Getting Unstuck

I’ve come out of this most recent depressive cycle and I’m happy. I’ve been enjoying a wonderful weekend. I’ve spent time with a variety of friends and I’m filled with gratitude.

This is, in part, because I thought to increase my vitamin D dosage from 3,000 mg/day to 5,000. I noticed a difference almost immediately.

However, I think it’s also due to Pema Chodron.

A little over a year ago, I was in a lot of pain. I was still living with my ex and he had started seeing someone new, and he was delighted to let me know about his happiness in every way possible. Plus, as a die-hard liberal, the political climate was (and still is) not a mood improver.

I reached out for help, and am so glad I did.

Hello my lovely siblings,

First of all, hi. I love you and hope you’re both well. We should set up phone dates again soon. Or maybe a group call? That could be a fun way to connect and catch up, no?

Secondly, as you both know, I’m hurting pretty badly these days. It’s bad enough at home, but what’s going on out in the world isn’t helping my emotional state much (thankfully work is fantastic, otherwise my emotional state would be far worse, I’m sure).

My self-care these days often involves turning off screens and reading or listening to music. I’m leaning towards old Ani DiFranco albums a lot. She makes me feel less alone in my anger both at the world and my former relationship and supports me by legitimizing my feelings of having been wronged by both.

My question is this: Can you think of other artists I might like? Gender is unimportant, but a folksy acoustic feel like Ani’s earlier days is what I’m craving, along with lyrics that, like hers, raise emotional awareness and acceptance for me.

Thank you, lovelies. I appreciate any suggestions you might have.

Much love,
Me.

I am so grateful to my brother and sister. There are few people on the planet I admire more than them. Sadly, though, neither had much to suggest by way of music (message to readers: do any of you? I’m always looking for new music to listen to).

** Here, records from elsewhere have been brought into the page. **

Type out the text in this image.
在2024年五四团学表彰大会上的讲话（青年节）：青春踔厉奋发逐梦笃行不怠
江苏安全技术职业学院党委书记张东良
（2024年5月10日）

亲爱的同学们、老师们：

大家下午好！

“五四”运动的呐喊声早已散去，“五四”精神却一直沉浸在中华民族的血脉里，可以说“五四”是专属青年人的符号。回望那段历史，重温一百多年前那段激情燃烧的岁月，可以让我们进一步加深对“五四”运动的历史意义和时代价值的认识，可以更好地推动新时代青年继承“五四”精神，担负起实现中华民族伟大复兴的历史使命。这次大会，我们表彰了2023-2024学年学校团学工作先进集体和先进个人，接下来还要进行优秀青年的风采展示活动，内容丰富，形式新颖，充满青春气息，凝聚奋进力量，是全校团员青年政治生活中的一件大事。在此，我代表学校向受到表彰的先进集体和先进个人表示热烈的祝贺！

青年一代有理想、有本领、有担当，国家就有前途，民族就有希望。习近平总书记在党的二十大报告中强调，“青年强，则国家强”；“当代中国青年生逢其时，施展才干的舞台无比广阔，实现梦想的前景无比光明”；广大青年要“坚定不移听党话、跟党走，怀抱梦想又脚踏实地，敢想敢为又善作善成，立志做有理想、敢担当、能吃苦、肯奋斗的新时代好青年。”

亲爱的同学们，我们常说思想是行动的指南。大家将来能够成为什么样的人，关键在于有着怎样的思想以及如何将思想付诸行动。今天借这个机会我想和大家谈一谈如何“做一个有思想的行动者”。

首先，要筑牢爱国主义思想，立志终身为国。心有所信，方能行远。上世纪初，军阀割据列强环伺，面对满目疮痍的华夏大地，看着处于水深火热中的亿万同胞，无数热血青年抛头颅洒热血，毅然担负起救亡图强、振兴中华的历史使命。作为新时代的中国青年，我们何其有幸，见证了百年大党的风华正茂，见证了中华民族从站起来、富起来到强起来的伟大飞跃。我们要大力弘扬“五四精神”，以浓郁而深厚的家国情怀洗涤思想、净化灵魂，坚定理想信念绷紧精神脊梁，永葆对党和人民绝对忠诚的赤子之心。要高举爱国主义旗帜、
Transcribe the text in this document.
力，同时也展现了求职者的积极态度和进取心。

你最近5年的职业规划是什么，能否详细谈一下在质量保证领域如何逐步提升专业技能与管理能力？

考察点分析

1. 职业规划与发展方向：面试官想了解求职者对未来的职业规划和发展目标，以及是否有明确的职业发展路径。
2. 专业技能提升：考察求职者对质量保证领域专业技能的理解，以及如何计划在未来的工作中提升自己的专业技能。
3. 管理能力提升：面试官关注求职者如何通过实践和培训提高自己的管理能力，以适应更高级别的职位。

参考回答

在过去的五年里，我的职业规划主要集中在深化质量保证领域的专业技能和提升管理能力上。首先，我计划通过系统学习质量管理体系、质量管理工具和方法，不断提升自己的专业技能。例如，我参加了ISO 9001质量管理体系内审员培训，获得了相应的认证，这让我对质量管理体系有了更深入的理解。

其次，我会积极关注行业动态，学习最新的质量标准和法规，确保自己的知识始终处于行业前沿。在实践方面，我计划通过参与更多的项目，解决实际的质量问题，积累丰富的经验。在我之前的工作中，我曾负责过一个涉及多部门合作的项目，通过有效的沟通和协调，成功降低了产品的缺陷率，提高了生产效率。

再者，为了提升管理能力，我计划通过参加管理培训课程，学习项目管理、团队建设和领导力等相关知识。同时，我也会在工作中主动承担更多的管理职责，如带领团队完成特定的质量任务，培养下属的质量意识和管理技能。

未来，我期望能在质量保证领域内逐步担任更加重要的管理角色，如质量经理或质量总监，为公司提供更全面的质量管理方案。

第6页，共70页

maxresdefaultMy brother, however, suggested listening to the audiobook of Getting Unstuck by Pema Chodron. Which I did, and highly recommend for anyone going through a tough time. Thus, my introduction to Pema Chodron occurred. She helped me greatly through my rough times last year, but once I had moved out, I forgot to revisit her. In large part, I forgot the lessons I had been practicing that had helped me so much previously.

Today, I revisited Pema Chodron. Recently I realized that a lot of her talks are available on YouTube but I hadn’t listened to anything new yet. Today, I did.

I devoted three hours of my morning to “Dealing with Difficult Emotions.”

As a result, I’m feeling much less anger. I’m feeling much more acceptance. I’m feeling much more patient.

I wrote my story out yesterday. I wasn’t sure I would publish it, but I did. I wrote about realizing I was in a relationship with someone I was scared of and I wrote about the moment I realized I needed to get out. It took up most of my day, but it is now out of me and out in the world. It is no longer inside me and I can be free of it.

My ex is who he is. He is not in my life anymore. He did some horrible things, and they were very angering and hurtful, and I did not have the luxury of feeling all the appropriate feelings at the time things occurred. I am now caught often, feeling huge emotions about things that took place years ago.

I realize now that I can choose to stay in the present while I process the events of the past. I can leave the negative energy behind me. I do not need to feel hurt by his past behavior in the present moment. In the long run, it is only he that will be hurt by himself.

I am grateful that I got away from him. I feel pity for him in a lot of ways. I could leave him, but he cannot leave himself. He is stuck, and it is unlikely he will ever get unstuck.